# Monotonicity of Real Sequences

## Theorem

Let $\sequence {a_n}: \mathbb D \to \R$ be a real sequence, where $\mathbb D$ is a subset of $\N$.

Let $\Bbb X$ be a real interval such that $\Bbb D \subseteq \Bbb X$.

Let $f: \Bbb X \to \R, x \mapsto \map f x$ be a differentiable real function.

Suppose that for every $n \in \mathbb D$:

$\map f n = a_n$

Then:

If $\forall x \in \Bbb X: D_x \map f x \ge 0$, $\sequence {a_n}$ is increasing
If $\forall x \in \Bbb X: D_x \map f x > 0$, $\sequence {a_n}$ is strictly increasing
If $\forall x \in \Bbb X: D_x \map f x \le 0$, $\sequence {a_n}$ is decreasing
If $\forall x \in \Bbb X: D_x \map f x < 0$, $\sequence {a_n}$ is strictly decreasing

where $D_x$ denotes differentiation with respect to $x$.

## Proof

Consider the case where $D_x \map f x \ge 0$

Let $n \in \N$ be in the domain of $\sequence {a_n}$.

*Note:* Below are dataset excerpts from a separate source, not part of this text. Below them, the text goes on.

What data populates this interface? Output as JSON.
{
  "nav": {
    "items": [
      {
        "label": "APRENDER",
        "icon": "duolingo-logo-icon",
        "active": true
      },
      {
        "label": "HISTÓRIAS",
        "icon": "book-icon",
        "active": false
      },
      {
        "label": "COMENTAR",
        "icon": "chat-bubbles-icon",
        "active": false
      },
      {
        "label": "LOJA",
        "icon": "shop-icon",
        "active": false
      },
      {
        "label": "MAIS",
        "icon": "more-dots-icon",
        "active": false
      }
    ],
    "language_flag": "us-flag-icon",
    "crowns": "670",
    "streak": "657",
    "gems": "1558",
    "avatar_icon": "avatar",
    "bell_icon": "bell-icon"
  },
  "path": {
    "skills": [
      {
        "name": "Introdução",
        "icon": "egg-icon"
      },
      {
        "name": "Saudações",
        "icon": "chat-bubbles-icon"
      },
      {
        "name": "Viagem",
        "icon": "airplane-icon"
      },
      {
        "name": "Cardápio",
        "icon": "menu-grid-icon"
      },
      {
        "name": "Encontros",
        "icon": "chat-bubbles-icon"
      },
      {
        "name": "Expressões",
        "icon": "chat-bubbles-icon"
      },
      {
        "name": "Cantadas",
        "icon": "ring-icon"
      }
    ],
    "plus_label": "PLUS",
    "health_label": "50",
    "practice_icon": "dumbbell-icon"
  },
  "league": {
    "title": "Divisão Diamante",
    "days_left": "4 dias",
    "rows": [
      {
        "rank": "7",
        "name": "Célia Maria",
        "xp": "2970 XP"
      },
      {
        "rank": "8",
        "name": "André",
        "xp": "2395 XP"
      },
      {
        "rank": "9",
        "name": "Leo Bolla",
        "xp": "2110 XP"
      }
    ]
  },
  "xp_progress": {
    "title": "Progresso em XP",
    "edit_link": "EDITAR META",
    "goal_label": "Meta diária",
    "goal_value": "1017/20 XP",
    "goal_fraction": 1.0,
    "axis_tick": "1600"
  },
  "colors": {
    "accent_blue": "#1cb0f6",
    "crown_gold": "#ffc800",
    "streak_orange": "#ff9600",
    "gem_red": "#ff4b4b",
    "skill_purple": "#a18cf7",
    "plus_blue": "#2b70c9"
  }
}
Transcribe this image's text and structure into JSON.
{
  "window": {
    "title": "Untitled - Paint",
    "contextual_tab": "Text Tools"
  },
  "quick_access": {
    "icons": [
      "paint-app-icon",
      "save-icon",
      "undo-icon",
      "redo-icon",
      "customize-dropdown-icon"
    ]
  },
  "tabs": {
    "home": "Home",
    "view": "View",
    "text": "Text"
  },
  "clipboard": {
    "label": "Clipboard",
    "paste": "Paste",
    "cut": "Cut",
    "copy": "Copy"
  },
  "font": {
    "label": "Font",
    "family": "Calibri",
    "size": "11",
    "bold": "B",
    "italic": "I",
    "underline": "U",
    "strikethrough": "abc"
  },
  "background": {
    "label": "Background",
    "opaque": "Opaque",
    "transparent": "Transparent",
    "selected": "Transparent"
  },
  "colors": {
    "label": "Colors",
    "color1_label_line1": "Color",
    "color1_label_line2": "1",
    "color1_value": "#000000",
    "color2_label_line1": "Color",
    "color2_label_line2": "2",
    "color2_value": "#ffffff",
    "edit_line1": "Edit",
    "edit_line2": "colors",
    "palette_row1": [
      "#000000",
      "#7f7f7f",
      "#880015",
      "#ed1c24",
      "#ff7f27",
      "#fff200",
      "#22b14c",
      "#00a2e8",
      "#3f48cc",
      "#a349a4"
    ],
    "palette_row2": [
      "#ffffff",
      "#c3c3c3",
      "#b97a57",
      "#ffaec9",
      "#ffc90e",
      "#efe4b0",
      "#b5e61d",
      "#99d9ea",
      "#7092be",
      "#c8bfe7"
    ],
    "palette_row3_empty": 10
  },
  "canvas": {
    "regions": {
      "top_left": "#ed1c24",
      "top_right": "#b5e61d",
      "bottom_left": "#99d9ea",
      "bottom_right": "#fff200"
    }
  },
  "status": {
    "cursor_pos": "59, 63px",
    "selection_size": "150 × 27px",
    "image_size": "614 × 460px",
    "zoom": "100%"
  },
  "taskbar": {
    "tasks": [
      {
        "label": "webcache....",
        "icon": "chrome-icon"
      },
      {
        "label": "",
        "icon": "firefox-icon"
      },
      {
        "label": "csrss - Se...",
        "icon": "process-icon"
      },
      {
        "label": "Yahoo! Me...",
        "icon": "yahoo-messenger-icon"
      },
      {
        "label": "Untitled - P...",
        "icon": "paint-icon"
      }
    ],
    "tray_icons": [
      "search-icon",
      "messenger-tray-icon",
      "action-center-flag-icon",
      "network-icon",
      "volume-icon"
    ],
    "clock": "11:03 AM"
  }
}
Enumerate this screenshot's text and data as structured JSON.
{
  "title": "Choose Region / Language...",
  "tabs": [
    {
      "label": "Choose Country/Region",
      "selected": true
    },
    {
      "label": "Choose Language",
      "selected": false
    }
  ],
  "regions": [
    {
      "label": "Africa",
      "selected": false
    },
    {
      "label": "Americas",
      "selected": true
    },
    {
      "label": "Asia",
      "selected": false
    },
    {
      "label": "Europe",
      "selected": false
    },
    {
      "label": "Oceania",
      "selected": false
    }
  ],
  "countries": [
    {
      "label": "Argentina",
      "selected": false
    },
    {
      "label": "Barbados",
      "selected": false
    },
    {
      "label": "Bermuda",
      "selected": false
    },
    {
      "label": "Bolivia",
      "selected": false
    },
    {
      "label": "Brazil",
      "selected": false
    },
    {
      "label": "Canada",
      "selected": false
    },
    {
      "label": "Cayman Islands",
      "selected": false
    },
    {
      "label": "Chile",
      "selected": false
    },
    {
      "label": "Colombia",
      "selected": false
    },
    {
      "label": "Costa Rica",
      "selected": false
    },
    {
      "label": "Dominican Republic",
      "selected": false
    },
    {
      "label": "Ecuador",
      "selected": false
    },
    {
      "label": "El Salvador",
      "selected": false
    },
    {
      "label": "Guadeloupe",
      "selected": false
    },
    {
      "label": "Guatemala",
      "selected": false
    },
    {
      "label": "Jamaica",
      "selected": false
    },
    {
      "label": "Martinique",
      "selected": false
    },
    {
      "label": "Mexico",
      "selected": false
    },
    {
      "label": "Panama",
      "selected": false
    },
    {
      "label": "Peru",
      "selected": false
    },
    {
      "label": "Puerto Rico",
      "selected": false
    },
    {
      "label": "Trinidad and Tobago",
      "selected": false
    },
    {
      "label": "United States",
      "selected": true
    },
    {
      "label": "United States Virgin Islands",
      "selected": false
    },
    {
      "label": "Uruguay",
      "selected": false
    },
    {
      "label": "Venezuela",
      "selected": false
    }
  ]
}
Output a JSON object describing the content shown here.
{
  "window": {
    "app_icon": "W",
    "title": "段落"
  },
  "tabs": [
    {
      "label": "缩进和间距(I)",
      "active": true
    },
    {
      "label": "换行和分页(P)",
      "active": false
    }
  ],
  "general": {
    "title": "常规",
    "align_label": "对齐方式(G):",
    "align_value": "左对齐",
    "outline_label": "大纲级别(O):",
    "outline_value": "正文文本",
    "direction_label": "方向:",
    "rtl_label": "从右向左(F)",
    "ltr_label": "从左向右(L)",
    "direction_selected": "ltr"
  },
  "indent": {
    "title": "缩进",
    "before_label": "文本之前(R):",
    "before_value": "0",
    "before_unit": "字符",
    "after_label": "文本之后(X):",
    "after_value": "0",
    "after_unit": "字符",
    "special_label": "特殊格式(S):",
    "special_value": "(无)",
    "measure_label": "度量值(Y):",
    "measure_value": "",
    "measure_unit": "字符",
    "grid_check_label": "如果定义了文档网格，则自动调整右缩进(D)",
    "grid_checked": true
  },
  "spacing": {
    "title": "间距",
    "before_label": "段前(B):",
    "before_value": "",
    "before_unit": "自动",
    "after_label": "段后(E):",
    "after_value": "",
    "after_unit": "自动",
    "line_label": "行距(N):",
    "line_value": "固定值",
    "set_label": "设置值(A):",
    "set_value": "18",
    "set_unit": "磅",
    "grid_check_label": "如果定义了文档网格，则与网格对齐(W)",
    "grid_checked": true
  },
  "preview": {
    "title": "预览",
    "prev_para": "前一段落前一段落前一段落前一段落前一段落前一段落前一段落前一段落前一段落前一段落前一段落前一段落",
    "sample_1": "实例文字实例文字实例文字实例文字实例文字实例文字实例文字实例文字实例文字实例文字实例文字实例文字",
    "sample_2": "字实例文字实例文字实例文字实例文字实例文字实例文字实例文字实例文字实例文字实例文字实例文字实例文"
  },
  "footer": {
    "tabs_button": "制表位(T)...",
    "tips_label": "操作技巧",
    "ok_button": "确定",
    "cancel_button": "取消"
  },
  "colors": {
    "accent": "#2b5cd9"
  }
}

From Derivative of Monotone Function, the sign of $D_x f$ is indicative of the monotonicity of $f$.

Hence:

 $\displaystyle \map f {n + 1} - \map f n$ $=$ $\displaystyle \int_n^{n + 1} D_x \map f x \rd x \ge 0$ Fundamental Theorem of Calculus $\displaystyle$ $\ge$ $\displaystyle 0$ Relative Sizes of Definite Integrals $\displaystyle \leadsto \ \$ $\displaystyle \map f {n + 1}$ $\ge$ $\displaystyle \map f n$

Then:

 $\, \displaystyle \forall n \in \mathbb D: \,$ $\displaystyle \map f n$ $=$ $\displaystyle a_n$ by hypothesis $\displaystyle \leadsto \ \$ $\, \displaystyle \forall n \in \mathbb D: \,$ $\displaystyle a_{n + 1}$ $\ge$ $\displaystyle a_n$ as $n \in \mathbb D$ was arbitrary

Hence the result, by the definition of monotone.

The proofs of the other cases are similar.